The key to success: Choosing local grape varieties - like this mazrona harvested in late harvest, whose taste recalls the Alsatian and very fragrant Gewurztraminer.Disappointed hopes for return and work in organic farming, fully natural fermentation, without adding yeast or sulfites to prolong the conservation."The other wines can cause headaches because of sulfites: that will never be the case with ours," he said.Faced with growing demand, Yuhanna Aktas launched a second production site in her native village.As in the other Assyrian villages in the region, most families from Bethkustan are now living in Europe and the United States.In the early 2010s, democratization reforms and the promise made by President Recep Tayyip Erdogan, then Prime Minister, to restore the robbed property of the Assyrians had aroused hope for a retourau country."Several Assyrians prepared themselves at that time to return to Turkey.They renovated their houses in ruins.But some have seen that their land had been confiscated by the state or the neighboring villagers.These problems still continue today, ”says Ayhan Gurkan, president of the Assyrian Midyat Culture Association.Many Assyrians were killed in 1915, on the sidelines of the Armenian genocide led by the Ottoman authorities during the First World War and who had ended up touching all Christian minorities.Subsequently, the survivors and their descendants gradually left Turkey, especially in the years 1980-1990 because of the clashes between the army and the Kurdish rebellion in the southeast regions.The hardening of the Turkish authorities with regard to the opponents and the Kurds after the failed putsch of 2016 finished extinguishing all hope of return.More recently, the fears of new persecution was awakened with the disappearance, in 2020, of an Assyrian couple in Sirnak, near the border with Iraq, and the condemnation of an Orthodox Assyrian priest for "helping an organizationterrorist".

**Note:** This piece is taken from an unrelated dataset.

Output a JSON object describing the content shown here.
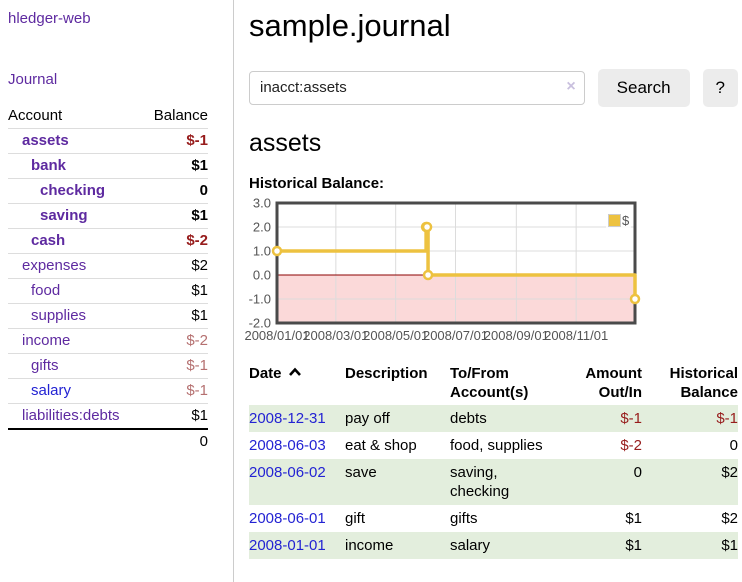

"Returns to the villages are today suspended," says Yuhanna Aktas, himself prosecuted for her political activities in organizations close to the HDP (Democratic Party of Peoples, Pro-Kurdish opposition).Aces pressures are added the restrictions brought to the sale of alcohol by the authorities.Since the coming to power of the Islamo-conservative party of M.Erdogan, alcoholic beverages have jumped 300% and the sale of the alcohol is supervised by schedule restrictions.In May, it was even fully prohibited during the 17 days decreed to stem the pandemic of COVVI-19."Today, alcoholic beverages live their golden age in Turkey.The prohibitions generated a counter-reaction.Sales have exploded, "said the winemaker.
Passionate about wine, he intends to draw inspiration from his Renaissance in the region to do the same with Assyrian culture."Crushed, the grape dies during the vinification," he explains."But only to start his eternal life through wine".